Dalam Rapat Kabinet Terbatas yang dipaparkan Menko Perekonomian, bahwa pada 2022 PLN ditugaskan melakukan uji klinis sebesar 300.000 kompor induksi, kemudian pada 2023 hingga 2025 program uji klinis ini ditambah 5 juta kompor induksi per tahun, dan menjadi program pemerintah sebagai energy strategy dan energy policy.  

Kebijakan pasti diterima jika tidak membawa gejolak ekonomi di belakangnya, namun bila ternyata membawa gejolak, wong cilik makin resah dan susah, lalu dimana peran negara dalam membantu rakyatnya yang baru saja dicekik dengan kenaikan BBM sementara BLT tak mencukupi?

Rakyat kian bingung dengan wacana-wacana yang ada. Jika alasannya karena subsidi listrik daya 450 VA tak tepat sasaran, haruskah mengorbankan rakyat miskin? Sudah sepatutnya PLN mengadakan survei super teliti, sehingga tidak akan terjadi kasus salah sasaran dengan mengorbankan wong cilik yang sesungguhnya.

Wacana penghapusan tabung gas 3 kg kabarnya juga akibat salah sasaran, namun jangan karena survei yang tak akurat membuat rakyat kecil menjadi bulan-bulanan, justru harus ditangkap pelaku.

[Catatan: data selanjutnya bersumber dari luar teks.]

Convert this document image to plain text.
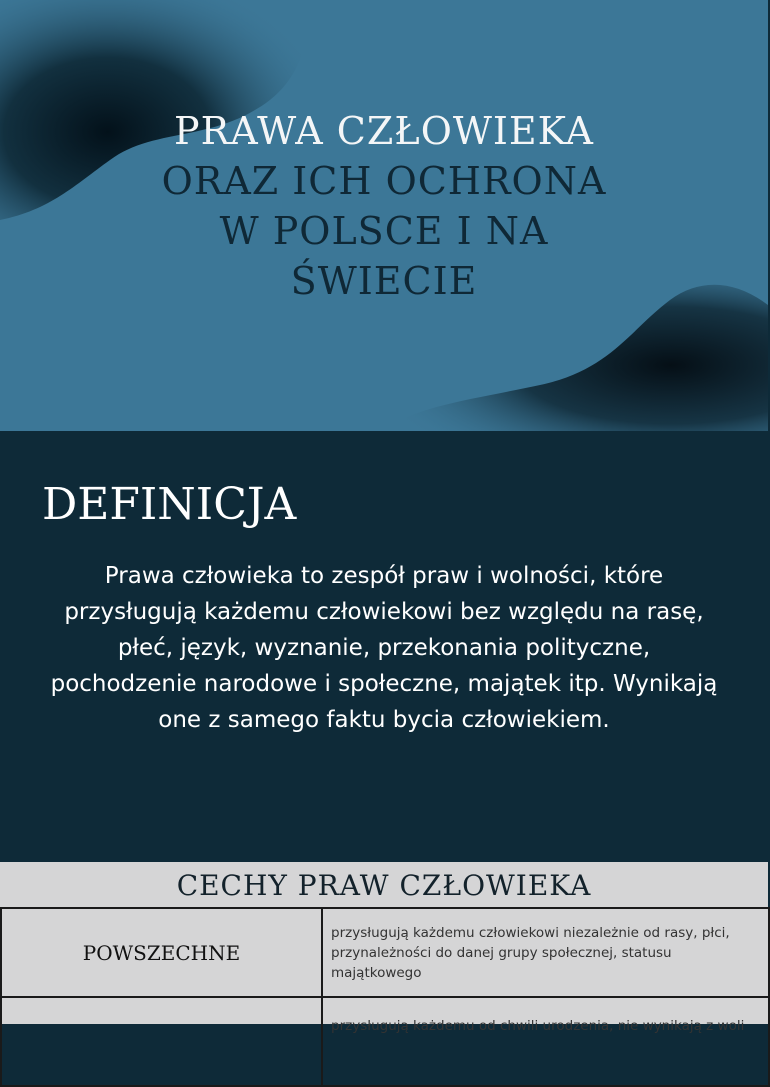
PRAWA CZŁOWIEKA
ORAZ ICH OCHRONA
W POLSCE I NA
ŚWIECIE
DEFINICJA

Prawa człowieka to zespół praw i wolności, które przysługują każdemu człowiekowi bez względu na rasę, płeć, język, wyznanie, przekonania polityczne, pochodzenie narodowe i społeczne, majątek itp. Wynikają one z samego faktu bycia człowiekiem.

CECHY PRAW CZŁOWIEKA
POWSZECHNE	przysługują każdemu człowiekowi niezależnie od rasy, płci,
przynależności do danej grupy społecznej, statusu
majątkowego

	przysługują każdemu od chwili urodzenia, nie wynikają z woli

Kita pasti ingat bagaimana dahulu saat pemerintah berusaha menghapuskan minyak tanah dari kehidupan wong cilik. Hal itu berhasil meskipun sedikit dipaksakan, wong cilik manut, dengan patuhnya mengikuti kemauan pemerintah. Namun kemudian tiba-tiba gas 3 kg langka di pasaran, disusul beruntutnya kasus ledakan tabung melon yang menjadi hiasan berita sehari-hari. Ternyata usut punya usut tabung yang banyak meledak adalah produk negara Tiongkok. Siapa yang pesan ke sana? Apa mungkin wong cilik pengonsumsi awal tabung melon yang pesan? Imposible, semua adalah keputusan yang dibuat oleh pemerintah, namun wong cilik yang terkena ledakan.

Kini kejadian ledakan tabung melon 3 kg tak terdengar lagi, rakyat kembali tenang karena telah terbiasa dengan tabung gas melon, namun kemudian timbul wacana untuk mengkonversinyai dengan kompor listrik. Duh wong cilik kembali bingung, merubah kebiasaan lama memakai gas melon beralih ke kompor listrik. Mungkin tidak menjadi masalah tentang masalah merubah kebiasaan, namun penggantian tabung gas melon ke kompor listrik karena demi mengatasi over supply listrik negara, bukankah sangat memaksakan sekali? Yakinkah dengan pengalihan tabung gas ke kompor listrik tidak makin membebani ekonomi rakyat kecil, sebab ketika konsumsi listrik membengkak akibat beralih ke kompor listrik, pemerintahkah yang membayari listriknya, atau ujung-ujungnya kembali lagi menjadi beban wong cilik?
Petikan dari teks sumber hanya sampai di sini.